More striking was the timeline. Because B had been collected as an adult in the 1990s and continuously kept in aquaria since 2005, researchers could confidently say it was at least 26 years old.
“Ribbon worms are an incredibly diverse and widespread phylum, yet almost nothing is known about their natural longevity,” Allen said. “This finding fills a genuine knowledge gap, increasing their known lifespan by an order of magnitude.”
Not what you’d expect
Ribbon worms already hold a record of sorts. In 1864, one found on a Scottish beach reportedly stretched to around 55 meters (180 feet), making it the longest animal ever documented. Length, however, is more obvious than age. Soft-bodied animals rarely leave growth rings or other biological signs of aging.
In laboratories, ribbon worms typically survived only a few years. Many biologists suspected the animals might live far longer in the wild, but there was no evidence to prove it.
B changes that. The study suggests that at least some nemerteans are longer-lived than expected. That matters because ribbon worms are predators, often near the top of food webs on the seafloor.
“Our hope is that the work we have done here will show people that members of this phylum of worms are not short-lived, ephemeral members of the marine realm,” Allen told Gizmodo. “Instead, they are decades-long inhabitants and often high-level predators in benthic ecosystems.”
Marine biology already offers examples of extreme longevity. Some deep-sea tube worms can live for centuries. Certain clams have been dated to more than 500 years. Ribbon worms, however, add a new twist. They are active hunters, not sedentary filter feeders. They are also widespread, common, and ecologically important. Even so, much about their lives remains unknown.
A Rare Reference Point
Because scientists cannot yet determine the age of ribbon worms from their bodies alone, B serves as a rare reference point. With a roughly known age, researchers can begin looking for traits that change over time at the cellular level, in tissues, or in behavior.
“Understanding how animals evolve long life spans has implications for human health research,” Goodsell said. “Our finding contributes to the growing body of knowledge of what it takes to avoid senescence—or ‘getting old.’”

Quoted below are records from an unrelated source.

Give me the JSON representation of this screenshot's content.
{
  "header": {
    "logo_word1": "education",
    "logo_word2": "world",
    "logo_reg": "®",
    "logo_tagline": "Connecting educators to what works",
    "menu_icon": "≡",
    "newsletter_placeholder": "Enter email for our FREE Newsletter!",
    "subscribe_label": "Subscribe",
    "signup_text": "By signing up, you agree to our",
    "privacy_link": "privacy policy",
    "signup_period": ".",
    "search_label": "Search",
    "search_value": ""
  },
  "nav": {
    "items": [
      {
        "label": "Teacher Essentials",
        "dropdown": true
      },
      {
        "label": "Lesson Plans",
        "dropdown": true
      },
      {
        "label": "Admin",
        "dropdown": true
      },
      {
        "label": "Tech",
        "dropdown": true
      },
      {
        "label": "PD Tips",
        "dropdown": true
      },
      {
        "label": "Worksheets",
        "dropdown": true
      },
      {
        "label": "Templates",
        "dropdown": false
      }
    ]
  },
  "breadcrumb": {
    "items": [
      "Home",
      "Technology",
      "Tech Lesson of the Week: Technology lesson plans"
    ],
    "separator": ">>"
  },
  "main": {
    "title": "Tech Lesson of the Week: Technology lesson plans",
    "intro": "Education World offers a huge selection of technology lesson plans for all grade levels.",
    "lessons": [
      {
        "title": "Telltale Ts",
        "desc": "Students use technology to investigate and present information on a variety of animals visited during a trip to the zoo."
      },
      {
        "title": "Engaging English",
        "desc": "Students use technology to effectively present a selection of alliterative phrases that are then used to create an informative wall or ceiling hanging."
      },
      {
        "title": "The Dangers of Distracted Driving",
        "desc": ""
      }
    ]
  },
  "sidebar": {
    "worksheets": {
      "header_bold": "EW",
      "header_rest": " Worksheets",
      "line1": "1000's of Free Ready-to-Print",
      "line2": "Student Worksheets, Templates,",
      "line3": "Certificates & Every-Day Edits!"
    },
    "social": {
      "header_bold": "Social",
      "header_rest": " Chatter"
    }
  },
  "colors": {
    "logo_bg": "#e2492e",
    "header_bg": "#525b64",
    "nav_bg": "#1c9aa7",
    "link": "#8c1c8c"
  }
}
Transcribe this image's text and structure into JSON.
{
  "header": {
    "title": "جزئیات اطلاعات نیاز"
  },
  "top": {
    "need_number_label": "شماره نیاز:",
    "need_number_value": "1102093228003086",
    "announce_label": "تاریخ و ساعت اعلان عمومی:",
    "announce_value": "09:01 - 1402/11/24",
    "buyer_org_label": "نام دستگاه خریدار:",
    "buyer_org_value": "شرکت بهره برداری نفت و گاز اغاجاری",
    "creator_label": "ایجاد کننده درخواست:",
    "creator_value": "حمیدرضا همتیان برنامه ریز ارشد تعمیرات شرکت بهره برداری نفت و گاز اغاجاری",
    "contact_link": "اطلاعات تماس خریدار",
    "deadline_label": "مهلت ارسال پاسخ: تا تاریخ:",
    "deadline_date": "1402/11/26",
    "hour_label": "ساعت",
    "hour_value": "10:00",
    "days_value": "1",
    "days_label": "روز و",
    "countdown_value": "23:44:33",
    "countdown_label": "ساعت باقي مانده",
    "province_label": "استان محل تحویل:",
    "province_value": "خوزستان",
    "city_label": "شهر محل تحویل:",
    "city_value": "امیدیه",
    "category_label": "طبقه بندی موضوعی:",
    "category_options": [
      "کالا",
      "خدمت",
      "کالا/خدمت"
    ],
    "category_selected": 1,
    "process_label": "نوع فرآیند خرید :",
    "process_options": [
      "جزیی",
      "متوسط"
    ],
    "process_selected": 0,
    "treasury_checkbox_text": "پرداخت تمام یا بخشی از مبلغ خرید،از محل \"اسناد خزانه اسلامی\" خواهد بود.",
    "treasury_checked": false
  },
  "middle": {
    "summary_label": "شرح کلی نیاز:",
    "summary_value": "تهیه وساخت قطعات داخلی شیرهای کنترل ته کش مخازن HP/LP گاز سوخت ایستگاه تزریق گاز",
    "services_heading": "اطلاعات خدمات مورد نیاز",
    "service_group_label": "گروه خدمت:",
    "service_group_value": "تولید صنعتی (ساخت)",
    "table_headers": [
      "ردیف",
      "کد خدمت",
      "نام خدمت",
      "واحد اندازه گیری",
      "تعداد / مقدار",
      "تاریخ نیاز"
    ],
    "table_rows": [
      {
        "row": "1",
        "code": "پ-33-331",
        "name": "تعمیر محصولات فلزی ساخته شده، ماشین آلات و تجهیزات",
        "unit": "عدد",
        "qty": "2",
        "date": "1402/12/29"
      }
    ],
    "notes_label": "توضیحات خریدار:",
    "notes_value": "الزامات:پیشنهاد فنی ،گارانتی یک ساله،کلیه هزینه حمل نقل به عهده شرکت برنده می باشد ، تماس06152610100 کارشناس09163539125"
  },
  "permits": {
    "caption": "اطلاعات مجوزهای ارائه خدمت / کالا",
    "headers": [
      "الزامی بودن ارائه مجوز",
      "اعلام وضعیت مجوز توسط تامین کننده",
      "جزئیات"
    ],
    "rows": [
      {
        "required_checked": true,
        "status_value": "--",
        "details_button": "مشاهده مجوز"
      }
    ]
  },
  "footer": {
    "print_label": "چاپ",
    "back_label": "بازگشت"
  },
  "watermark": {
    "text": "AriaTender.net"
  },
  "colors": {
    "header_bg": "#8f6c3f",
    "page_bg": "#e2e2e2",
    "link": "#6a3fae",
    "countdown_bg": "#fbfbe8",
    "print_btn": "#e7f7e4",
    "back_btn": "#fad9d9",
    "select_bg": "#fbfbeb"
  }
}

Such connections should be made carefully. Worms are not people. But across biology, long-lived animals have revealed unexpected strategies for maintaining cells and repairing damage. Each new example broadens the comparative picture.
B remains in his tank at William & Mary, still alive and kicking (or sliding). Allen does not yet know what the future holds for the worm as a research subject. For now, the goal is simple.
“My hope is that he will continue to live a long life in his tank,” Allen concluded.